# One Light



## AKUK (Mar 8, 2015)

I shot this earlier this evening, at short notice. I did multiple light setups and poses but this one really stood out for me. Just a single strobe inside a 42cm.


----------



## weepete (Mar 8, 2015)

Great lighting, very dramatic low key shot. I like it a lot.


----------



## AKUK (Mar 8, 2015)

Thanks, Pete!


----------



## tirediron (Mar 8, 2015)

Very cool!  I get a real 'Greek god' vibe form this.


----------



## bribrius (Mar 8, 2015)

i dunno. kind of in between. Doesn't really look low key to me, looks muddy. I like it in a way but can't get past the muddiness.


----------



## pixmedic (Mar 8, 2015)

love it!


----------



## Braineack (Mar 8, 2015)

love it!


----------



## jcwphoto (Mar 8, 2015)

I. Just do not like the hot spot on the forehead. Eye goes to the brightest spot


----------



## Rick50 (Mar 8, 2015)

It's great!


----------



## W.Y.Photo (Mar 10, 2015)

Your edits are almost perfect but Id bring up the face just a tiny bit more (excluding the forehead)
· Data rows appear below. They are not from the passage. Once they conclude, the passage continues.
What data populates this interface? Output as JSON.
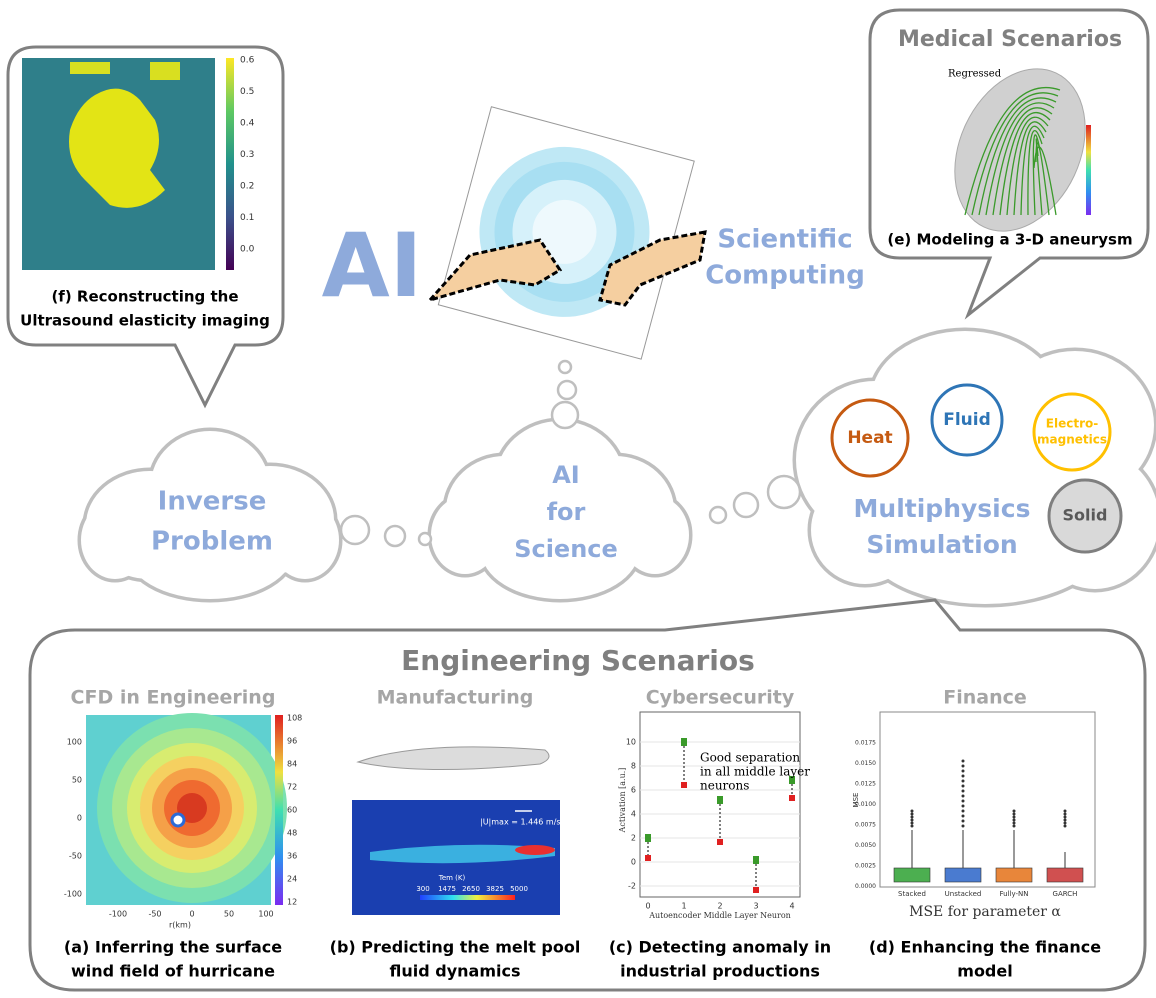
{
  "hero": {
    "ai": "AI",
    "sc_lines": [
      "Scientific",
      "Computing"
    ]
  },
  "clouds": [
    {
      "lines": [
        "Inverse",
        "Problem"
      ]
    },
    {
      "lines": [
        "AI",
        "for",
        "Science"
      ]
    },
    {
      "lines": [
        "Multiphysics",
        "Simulation"
      ]
    }
  ],
  "physics": [
    {
      "lines": [
        "Heat"
      ]
    },
    {
      "lines": [
        "Fluid"
      ]
    },
    {
      "lines": [
        "Electro-",
        "magnetics"
      ]
    },
    {
      "lines": [
        "Solid"
      ]
    }
  ],
  "medical": {
    "title": "Medical Scenarios",
    "figure_label": "Regressed",
    "caption": "(e) Modeling a 3-D aneurysm"
  },
  "inverse_panel": {
    "colorbar_ticks": [
      "0.6",
      "0.5",
      "0.4",
      "0.3",
      "0.2",
      "0.1",
      "0.0"
    ],
    "caption_lines": [
      "(f) Reconstructing the",
      "Ultrasound elasticity imaging"
    ]
  },
  "engineering": {
    "title": "Engineering Scenarios",
    "panels": [
      {
        "title": "CFD in Engineering",
        "caption_lines": [
          "(a) Inferring the surface",
          "wind field of hurricane"
        ],
        "colorbar_ticks": [
          "108",
          "96",
          "84",
          "72",
          "60",
          "48",
          "36",
          "24",
          "12"
        ],
        "y_ticks": [
          "100",
          "50",
          "0",
          "-50",
          "-100"
        ],
        "x_ticks": [
          "-100",
          "-50",
          "0",
          "50",
          "100"
        ],
        "x_label": "r(km)"
      },
      {
        "title": "Manufacturing",
        "caption_lines": [
          "(b) Predicting the melt pool",
          "fluid dynamics"
        ],
        "velocity_label": "|U|max = 1.446 m/s",
        "colorbar_title": "Tem (K)",
        "colorbar_ticks": [
          "300",
          "1475",
          "2650",
          "3825",
          "5000"
        ]
      },
      {
        "title": "Cybersecurity",
        "caption_lines": [
          "(c) Detecting anomaly in",
          "industrial productions"
        ],
        "annotation_lines": [
          "Good separation",
          "in all middle layer",
          "neurons"
        ],
        "y_ticks": [
          "10",
          "8",
          "6",
          "4",
          "2",
          "0",
          "-2"
        ],
        "x_ticks": [
          "0",
          "1",
          "2",
          "3",
          "4"
        ],
        "x_label": "Autoencoder Middle Layer Neuron",
        "y_label": "Activation [a.u.]"
      },
      {
        "title": "Finance",
        "caption_lines": [
          "(d) Enhancing the finance",
          "model"
        ],
        "y_ticks": [
          "0.0175",
          "0.0150",
          "0.0125",
          "0.0100",
          "0.0075",
          "0.0050",
          "0.0025",
          "0.0000"
        ],
        "y_label": "MSE",
        "categories": [
          "Stacked",
          "Unstacked",
          "Fully-NN",
          "GARCH"
        ],
        "x_label": "MSE for parameter α"
      }
    ]
  }
}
Other than that I like it a lot. Very creative lighting. The fade to black is cool.


----------



## Forkie (Mar 10, 2015)

Great stuff!  Almost like a bronze statue!  Love it!


----------



## W.Y.Photo (Mar 10, 2015)

Its this type of image that I look at on a screen and always want to see a huge print of in person.


----------



## AKUK (Mar 14, 2015)

Thanks for all the comments guys. Sorry for the delay in responding. Currently in Winnipeg, so not had much time to access the PC.


----------